The purpose of the London and Manchester document delivery project is to set up the co-operative structure to provide a document delivery service to users of academic libraries in London and in Manchester, with further development of the service to other UK universities. Delivery is by electronic means using Ariel software over the academic network, offering users a fast high-quality docdel service.
Within London the key supplying libraries will be BLPES, King's College, UCL and the University of Westminster and in Manchester all five university libraries - John Rylands, Manchester Business School, Manchester Metropolitan, Salford and UMIST are suppliers. The University of Leeds joined as tenth supply library early in 1997.

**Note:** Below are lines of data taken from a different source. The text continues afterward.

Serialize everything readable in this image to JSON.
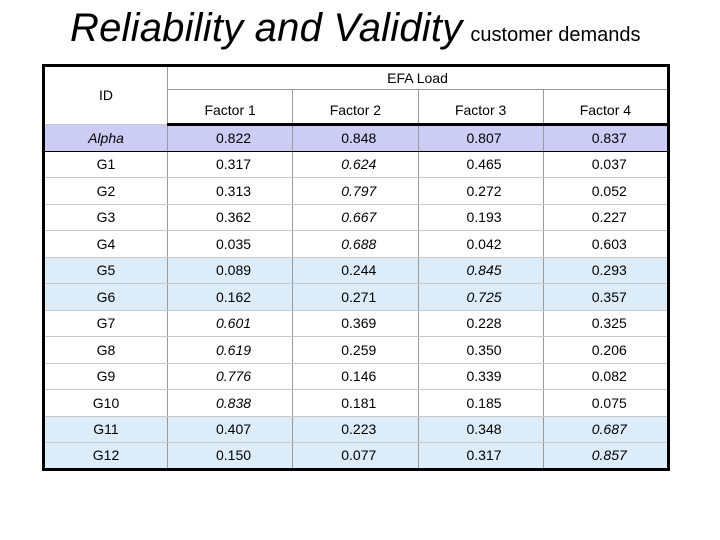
{
  "title": {
    "main": "Reliability and Validity",
    "sub": "customer demands"
  },
  "table": {
    "id_header": "ID",
    "group_header": "EFA Load",
    "factor_headers": [
      "Factor 1",
      "Factor 2",
      "Factor 3",
      "Factor 4"
    ],
    "rows": [
      {
        "id": "Alpha",
        "values": [
          "0.822",
          "0.848",
          "0.807",
          "0.837"
        ],
        "bold": [],
        "style": "alpha"
      },
      {
        "id": "G1",
        "values": [
          "0.317",
          "0.624",
          "0.465",
          "0.037"
        ],
        "bold": [
          1
        ],
        "style": ""
      },
      {
        "id": "G2",
        "values": [
          "0.313",
          "0.797",
          "0.272",
          "0.052"
        ],
        "bold": [
          1
        ],
        "style": ""
      },
      {
        "id": "G3",
        "values": [
          "0.362",
          "0.667",
          "0.193",
          "0.227"
        ],
        "bold": [
          1
        ],
        "style": ""
      },
      {
        "id": "G4",
        "values": [
          "0.035",
          "0.688",
          "0.042",
          "0.603"
        ],
        "bold": [
          1
        ],
        "style": ""
      },
      {
        "id": "G5",
        "values": [
          "0.089",
          "0.244",
          "0.845",
          "0.293"
        ],
        "bold": [
          2
        ],
        "style": "highlight"
      },
      {
        "id": "G6",
        "values": [
          "0.162",
          "0.271",
          "0.725",
          "0.357"
        ],
        "bold": [
          2
        ],
        "style": "highlight"
      },
      {
        "id": "G7",
        "values": [
          "0.601",
          "0.369",
          "0.228",
          "0.325"
        ],
        "bold": [
          0
        ],
        "style": ""
      },
      {
        "id": "G8",
        "values": [
          "0.619",
          "0.259",
          "0.350",
          "0.206"
        ],
        "bold": [
          0
        ],
        "style": ""
      },
      {
        "id": "G9",
        "values": [
          "0.776",
          "0.146",
          "0.339",
          "0.082"
        ],
        "bold": [
          0
        ],
        "style": ""
      },
      {
        "id": "G10",
        "values": [
          "0.838",
          "0.181",
          "0.185",
          "0.075"
        ],
        "bold": [
          0
        ],
        "style": ""
      },
      {
        "id": "G11",
        "values": [
          "0.407",
          "0.223",
          "0.348",
          "0.687"
        ],
        "bold": [
          3
        ],
        "style": "highlight"
      },
      {
        "id": "G12",
        "values": [
          "0.150",
          "0.077",
          "0.317",
          "0.857"
        ],
        "bold": [
          3
        ],
        "style": "highlight"
      }
    ]
  },
  "colors": {
    "alpha_row": "#ccccf5",
    "highlight_row": "#dcecf9",
    "border": "#000000"
  }
}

A limited service of delivery of Journal articles commenced at the end of October 1995, and work started early in 1996 to attract customers from among other university libraries in the UK. Over 26,000 articles were delivered in the first year of operation, and by the summer of 1997 nearly 30 UK HE libraries had signed up as customers and the annual trend for volume of transactions was 35,000.
Over 70% of articles are delivered within 48 hours. In April 1997 two LAMDA Support Offices were set up, one in UCL and one in MMU, to deal with customers enquiries, offer technical helpdesk service, and handle invoicing.
By July 1998 when project funding ends, LAMDA expects to have over 50 customers and an annual volume of business approaching 50,000 articles.
The service will become self-financing in August 1998 and will expand its market outside of HE and also beyond the UK.